Trumps Enttäuschung spürbar
Bei einem Treffen mit US-Präsident Donald Trump sei dessen Frustration über die fehlende Solidarität deutlich spürbar gewesen. „Ich habe Trumps Enttäuschung gespürt“, so Rutte wörtlich. Der NATO-Chef betonte, dass die Forderungen Washingtons an das Bündnis erfüllt werden müssten, um die gemeinsame Sicherheit zu gewährleisten.
Laut Politico Europe soll Trump in dem geschlossenen Gespräch sogar mit möglichen Konsequenzen für die zögerlichen Alliierten gedroht haben. Rutte positionierte sich dabei als Vermittler zwischen den USA und den europäischen Partnern.
Russland-Iran-Kooperation angeprangert
In einer weiteren Stellungnahme, über die die Welt Online berichtet, machte Rutte Russland für die militärische Stärkung des Irans mitverantwortlich.

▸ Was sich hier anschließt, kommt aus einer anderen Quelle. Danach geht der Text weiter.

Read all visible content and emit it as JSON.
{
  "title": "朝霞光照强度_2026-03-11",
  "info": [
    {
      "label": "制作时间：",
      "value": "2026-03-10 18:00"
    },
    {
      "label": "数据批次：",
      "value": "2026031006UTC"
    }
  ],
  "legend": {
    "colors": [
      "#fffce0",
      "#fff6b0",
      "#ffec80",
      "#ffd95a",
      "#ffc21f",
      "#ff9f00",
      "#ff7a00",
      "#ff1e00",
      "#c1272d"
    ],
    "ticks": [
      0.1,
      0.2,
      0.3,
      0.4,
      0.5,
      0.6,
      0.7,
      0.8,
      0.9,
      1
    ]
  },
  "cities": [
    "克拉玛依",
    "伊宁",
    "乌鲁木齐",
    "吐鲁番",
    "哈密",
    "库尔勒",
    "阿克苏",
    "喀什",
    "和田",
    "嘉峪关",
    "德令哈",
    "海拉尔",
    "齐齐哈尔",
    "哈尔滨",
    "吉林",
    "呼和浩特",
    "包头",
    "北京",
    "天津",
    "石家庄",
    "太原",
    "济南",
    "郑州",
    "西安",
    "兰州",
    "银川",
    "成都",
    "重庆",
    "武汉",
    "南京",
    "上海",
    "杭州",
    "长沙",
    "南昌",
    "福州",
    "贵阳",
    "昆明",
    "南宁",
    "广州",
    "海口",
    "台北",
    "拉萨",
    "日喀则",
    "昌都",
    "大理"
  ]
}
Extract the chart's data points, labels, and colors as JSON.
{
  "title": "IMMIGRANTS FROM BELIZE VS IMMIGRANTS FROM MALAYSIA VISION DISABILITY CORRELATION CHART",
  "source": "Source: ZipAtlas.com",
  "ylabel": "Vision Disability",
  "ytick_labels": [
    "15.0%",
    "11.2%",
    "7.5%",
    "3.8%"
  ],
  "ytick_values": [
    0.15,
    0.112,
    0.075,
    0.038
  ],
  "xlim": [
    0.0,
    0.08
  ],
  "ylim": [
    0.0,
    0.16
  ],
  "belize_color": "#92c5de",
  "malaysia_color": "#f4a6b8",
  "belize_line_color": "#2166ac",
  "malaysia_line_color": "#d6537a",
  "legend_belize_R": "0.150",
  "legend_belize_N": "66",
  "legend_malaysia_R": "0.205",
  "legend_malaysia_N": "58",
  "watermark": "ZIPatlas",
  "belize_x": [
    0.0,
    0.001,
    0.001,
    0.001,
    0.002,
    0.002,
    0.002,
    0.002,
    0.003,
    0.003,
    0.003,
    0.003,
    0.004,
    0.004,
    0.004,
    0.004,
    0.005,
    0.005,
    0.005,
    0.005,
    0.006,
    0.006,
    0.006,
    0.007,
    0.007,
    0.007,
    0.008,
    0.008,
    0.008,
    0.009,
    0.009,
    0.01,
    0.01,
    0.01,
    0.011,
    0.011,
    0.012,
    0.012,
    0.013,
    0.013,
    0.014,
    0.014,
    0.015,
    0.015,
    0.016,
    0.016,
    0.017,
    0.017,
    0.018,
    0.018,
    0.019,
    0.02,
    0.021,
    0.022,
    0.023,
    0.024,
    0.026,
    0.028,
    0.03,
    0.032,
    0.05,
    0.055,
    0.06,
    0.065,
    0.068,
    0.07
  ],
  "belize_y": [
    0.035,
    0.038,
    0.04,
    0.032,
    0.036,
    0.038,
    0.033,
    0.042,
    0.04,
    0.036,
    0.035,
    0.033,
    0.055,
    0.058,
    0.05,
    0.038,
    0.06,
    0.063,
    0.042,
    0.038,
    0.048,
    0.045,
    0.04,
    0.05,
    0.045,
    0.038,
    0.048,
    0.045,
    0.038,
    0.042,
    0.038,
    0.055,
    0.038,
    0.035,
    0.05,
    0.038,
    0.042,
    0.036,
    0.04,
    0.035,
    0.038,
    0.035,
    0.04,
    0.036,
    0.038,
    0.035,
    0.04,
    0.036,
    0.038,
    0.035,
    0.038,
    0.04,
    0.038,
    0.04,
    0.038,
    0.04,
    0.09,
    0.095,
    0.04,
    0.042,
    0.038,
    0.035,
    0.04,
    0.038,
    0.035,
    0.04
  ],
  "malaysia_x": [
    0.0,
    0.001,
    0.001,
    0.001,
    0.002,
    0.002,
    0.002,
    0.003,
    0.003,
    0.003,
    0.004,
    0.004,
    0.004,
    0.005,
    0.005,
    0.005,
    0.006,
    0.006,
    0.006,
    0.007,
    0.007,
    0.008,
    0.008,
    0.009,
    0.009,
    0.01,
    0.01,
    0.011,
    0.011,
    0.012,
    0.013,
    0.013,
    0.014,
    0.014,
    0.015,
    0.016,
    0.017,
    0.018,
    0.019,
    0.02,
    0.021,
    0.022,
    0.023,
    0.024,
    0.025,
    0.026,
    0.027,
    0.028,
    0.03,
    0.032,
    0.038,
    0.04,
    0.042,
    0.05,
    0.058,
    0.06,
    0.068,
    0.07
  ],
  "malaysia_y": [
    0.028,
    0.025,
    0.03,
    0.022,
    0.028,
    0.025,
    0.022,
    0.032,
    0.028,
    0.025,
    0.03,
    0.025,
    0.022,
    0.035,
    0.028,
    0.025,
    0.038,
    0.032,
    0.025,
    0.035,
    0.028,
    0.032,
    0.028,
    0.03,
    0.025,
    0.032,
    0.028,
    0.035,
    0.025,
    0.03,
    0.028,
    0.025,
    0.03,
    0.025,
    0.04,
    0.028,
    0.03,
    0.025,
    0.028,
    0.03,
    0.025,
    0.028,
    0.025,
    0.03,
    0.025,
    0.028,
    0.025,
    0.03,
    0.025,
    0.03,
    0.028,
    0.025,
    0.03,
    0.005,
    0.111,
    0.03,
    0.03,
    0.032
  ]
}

Er bezichtigte Moskau und Teheran einer engen Zusammenarbeit im Bereich Militärtechnologie, was die Sicherheitslage im Nahen Osten weiter destabilisiere.
Die ARD Tagesschau analysiert unterdessen die möglichen Folgen der angespannten Situation für die NATO. Das Bündnis bereite sich bereits auf verschiedene Szenarien vor, sollte Trump seine Drohungen wahr machen.